“Productivity” is a confusing word, mainly because it is used in such diverse ways. Some use “productivity” as a substitute for “efficiency”, which is the ability to perform any task in the best way possible. One instance of this is the “two minute rule” made famous by David Allen, author of Getting Things Done. It states that if a task takes less than two minutes to complete it should be done at that very moment, not deferred. This non-deferral of simple tasks enhances productivity (efficiency) because the cost of doing that task immediately is less than the cost of deferring, remembering and managing its completion for an extended period of time.
Productivity can also involve “effectiveness”. Peter Drucker formulated this best when he observed that efficiency is doing things right, and effectiveness is doing the right things. Example: many articles and books on productivity for high level executives advise the executive to do only the important work, the work that the executive is uniquely suited to and that alone. The CEO makes six-zero decisions and leaves the single-zero decisions to someone else. Formulated another way, it doesn’t matter how well you do something if you’re doing the wrong thing.

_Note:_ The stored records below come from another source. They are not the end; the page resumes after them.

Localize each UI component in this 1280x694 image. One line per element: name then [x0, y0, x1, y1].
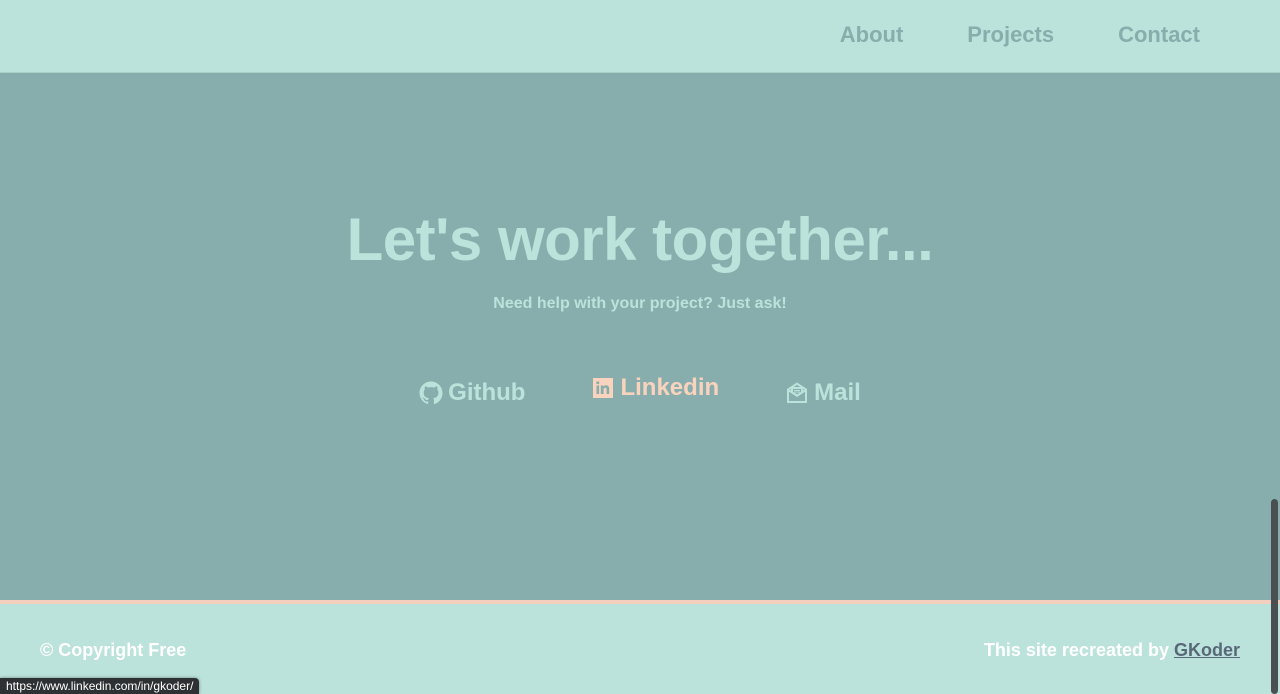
- linkedin-link[interactable]: Linkedin: [591, 371, 719, 405]
- social-links: Github Linkedin Mail: [0, 374, 1280, 410]
- nav-links: About Projects Contact: [840, 21, 1200, 49]
- contact-section: Let's work together... Need help with yo…: [0, 73, 1280, 600]
- nav-link-contact[interactable]: Contact: [1118, 21, 1200, 49]
- mail-link[interactable]: Mail: [785, 376, 861, 410]
- hero-subtitle: Need help with your project? Just ask!: [493, 295, 787, 312]
- nav-link-about[interactable]: About: [840, 21, 904, 49]
- vertical-scrollbar[interactable]: [1268, 0, 1280, 694]
- nav-link-projects[interactable]: Projects: [967, 21, 1054, 49]
- envelope-open-icon: [785, 381, 809, 405]
- mail-label: Mail: [814, 379, 861, 406]
- github-link[interactable]: Github: [419, 376, 525, 410]
- scrollbar-thumb[interactable]: [1271, 499, 1278, 694]
- github-label: Github: [448, 379, 526, 406]
- credit-link[interactable]: GKoder: [1174, 640, 1240, 660]
- credit-prefix: This site recreated by: [983, 640, 1174, 660]
- copyright-text: © Copyright Free: [40, 640, 187, 660]
- linkedin-label: Linkedin: [620, 374, 720, 401]
- credit-text: This site recreated by GKoder: [984, 639, 1240, 661]
- github-icon: [419, 381, 443, 405]
- hero-title: Let's work together...: [346, 206, 934, 273]
- top-navbar: About Projects Contact: [0, 0, 1280, 73]
- status-bar-url: https://www.linkedin.com/in/gkoder/: [0, 678, 200, 694]
- linkedin-icon: [591, 376, 615, 400]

Yet another way to interpret “productivity” revolves around the level at which the concept is applied. When we think of productivity, are we talking of the ability to perform a single task or the ability to manage multiple tasks? The former—which could be called singular or micro-productivity—has under its umbrella ideas like flow states, immersion, mise en place, tool selection and environment management. The latter—which could be called systemic or macro-productivity—has under its umbrella concepts like maker’s blocks, strong filters, information flows and management, planning, scheduling, goal setting, prioritisation and alignment, system slack and communication strategies.

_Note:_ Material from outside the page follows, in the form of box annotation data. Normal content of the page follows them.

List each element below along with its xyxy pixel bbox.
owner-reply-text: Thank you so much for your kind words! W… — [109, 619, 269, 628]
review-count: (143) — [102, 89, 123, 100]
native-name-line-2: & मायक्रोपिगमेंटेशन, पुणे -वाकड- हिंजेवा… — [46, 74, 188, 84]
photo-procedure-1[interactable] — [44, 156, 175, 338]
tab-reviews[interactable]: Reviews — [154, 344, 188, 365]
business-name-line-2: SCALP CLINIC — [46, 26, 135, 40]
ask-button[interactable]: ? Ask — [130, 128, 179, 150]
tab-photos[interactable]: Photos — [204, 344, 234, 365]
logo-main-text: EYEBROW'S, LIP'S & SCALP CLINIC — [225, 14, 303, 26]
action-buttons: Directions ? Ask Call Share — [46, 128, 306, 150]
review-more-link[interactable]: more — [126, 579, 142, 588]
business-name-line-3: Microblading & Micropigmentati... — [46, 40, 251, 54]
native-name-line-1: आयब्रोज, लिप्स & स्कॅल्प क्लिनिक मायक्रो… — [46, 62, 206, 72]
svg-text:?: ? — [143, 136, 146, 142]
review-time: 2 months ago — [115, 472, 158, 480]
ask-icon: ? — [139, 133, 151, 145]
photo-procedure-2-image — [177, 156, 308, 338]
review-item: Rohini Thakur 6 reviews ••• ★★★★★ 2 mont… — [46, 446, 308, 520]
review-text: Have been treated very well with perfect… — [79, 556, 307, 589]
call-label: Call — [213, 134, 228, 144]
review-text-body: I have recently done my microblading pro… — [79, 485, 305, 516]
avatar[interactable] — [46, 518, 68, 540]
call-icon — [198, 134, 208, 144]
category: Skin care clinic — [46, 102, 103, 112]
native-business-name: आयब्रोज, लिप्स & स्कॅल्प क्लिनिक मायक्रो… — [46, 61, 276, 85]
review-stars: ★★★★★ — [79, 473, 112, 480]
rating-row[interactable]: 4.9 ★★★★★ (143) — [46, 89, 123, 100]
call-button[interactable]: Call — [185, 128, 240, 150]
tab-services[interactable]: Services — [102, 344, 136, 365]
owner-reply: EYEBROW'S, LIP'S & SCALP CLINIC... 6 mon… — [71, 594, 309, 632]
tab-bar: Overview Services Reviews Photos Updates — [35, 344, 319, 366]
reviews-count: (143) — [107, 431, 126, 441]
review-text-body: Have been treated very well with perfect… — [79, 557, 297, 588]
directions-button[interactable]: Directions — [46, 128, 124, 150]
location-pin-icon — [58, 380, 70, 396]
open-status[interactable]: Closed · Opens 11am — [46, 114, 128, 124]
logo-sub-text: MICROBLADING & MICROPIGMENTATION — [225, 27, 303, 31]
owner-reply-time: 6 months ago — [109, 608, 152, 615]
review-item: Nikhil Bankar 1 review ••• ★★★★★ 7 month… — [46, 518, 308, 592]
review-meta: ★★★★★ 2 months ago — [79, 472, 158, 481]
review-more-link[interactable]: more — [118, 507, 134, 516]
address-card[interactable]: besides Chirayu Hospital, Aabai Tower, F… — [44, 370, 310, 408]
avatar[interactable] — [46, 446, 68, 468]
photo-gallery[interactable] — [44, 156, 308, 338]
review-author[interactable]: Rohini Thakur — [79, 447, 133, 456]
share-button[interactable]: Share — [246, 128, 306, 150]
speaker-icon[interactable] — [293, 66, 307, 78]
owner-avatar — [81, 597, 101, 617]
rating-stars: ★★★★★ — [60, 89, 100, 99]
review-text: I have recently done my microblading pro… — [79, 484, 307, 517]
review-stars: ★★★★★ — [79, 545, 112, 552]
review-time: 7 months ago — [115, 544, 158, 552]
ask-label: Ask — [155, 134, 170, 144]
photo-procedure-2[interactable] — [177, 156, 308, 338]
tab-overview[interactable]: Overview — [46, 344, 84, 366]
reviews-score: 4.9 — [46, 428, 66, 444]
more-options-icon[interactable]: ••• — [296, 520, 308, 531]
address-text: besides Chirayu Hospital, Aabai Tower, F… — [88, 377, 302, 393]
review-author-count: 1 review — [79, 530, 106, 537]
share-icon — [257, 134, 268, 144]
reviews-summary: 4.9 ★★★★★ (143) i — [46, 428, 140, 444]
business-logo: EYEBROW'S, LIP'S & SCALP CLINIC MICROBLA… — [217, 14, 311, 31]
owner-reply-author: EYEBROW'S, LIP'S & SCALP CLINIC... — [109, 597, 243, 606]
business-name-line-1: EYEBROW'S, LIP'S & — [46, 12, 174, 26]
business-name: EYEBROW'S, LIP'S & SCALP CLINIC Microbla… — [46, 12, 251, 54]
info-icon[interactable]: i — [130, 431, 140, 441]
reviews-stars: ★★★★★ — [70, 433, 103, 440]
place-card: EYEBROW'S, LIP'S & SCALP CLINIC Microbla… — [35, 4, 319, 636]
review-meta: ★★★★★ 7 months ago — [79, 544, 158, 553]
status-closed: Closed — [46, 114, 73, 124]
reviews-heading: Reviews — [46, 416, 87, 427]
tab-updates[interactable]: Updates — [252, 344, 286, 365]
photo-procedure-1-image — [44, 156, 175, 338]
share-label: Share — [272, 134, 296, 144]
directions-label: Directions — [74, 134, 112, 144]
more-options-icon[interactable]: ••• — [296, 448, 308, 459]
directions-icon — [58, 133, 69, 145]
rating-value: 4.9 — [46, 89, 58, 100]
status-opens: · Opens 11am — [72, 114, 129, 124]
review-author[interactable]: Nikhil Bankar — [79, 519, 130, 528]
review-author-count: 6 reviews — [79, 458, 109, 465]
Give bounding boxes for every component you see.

That’s just four ways to interpret “productivity”; as efficiency, as effectiveness, referring to the micro, or referring to the macro. There are more. Yet, multiplicity of meanings concerns not only “productivity”, but everything we think of, learn about, and discuss. For if we do not come to terms before engaging in argument—with ourselves or others—we can never reach conclusions. Or rather, we can, but those conclusions will be clumsy, unsustainable, likely wrong, and in need of an imminent revision.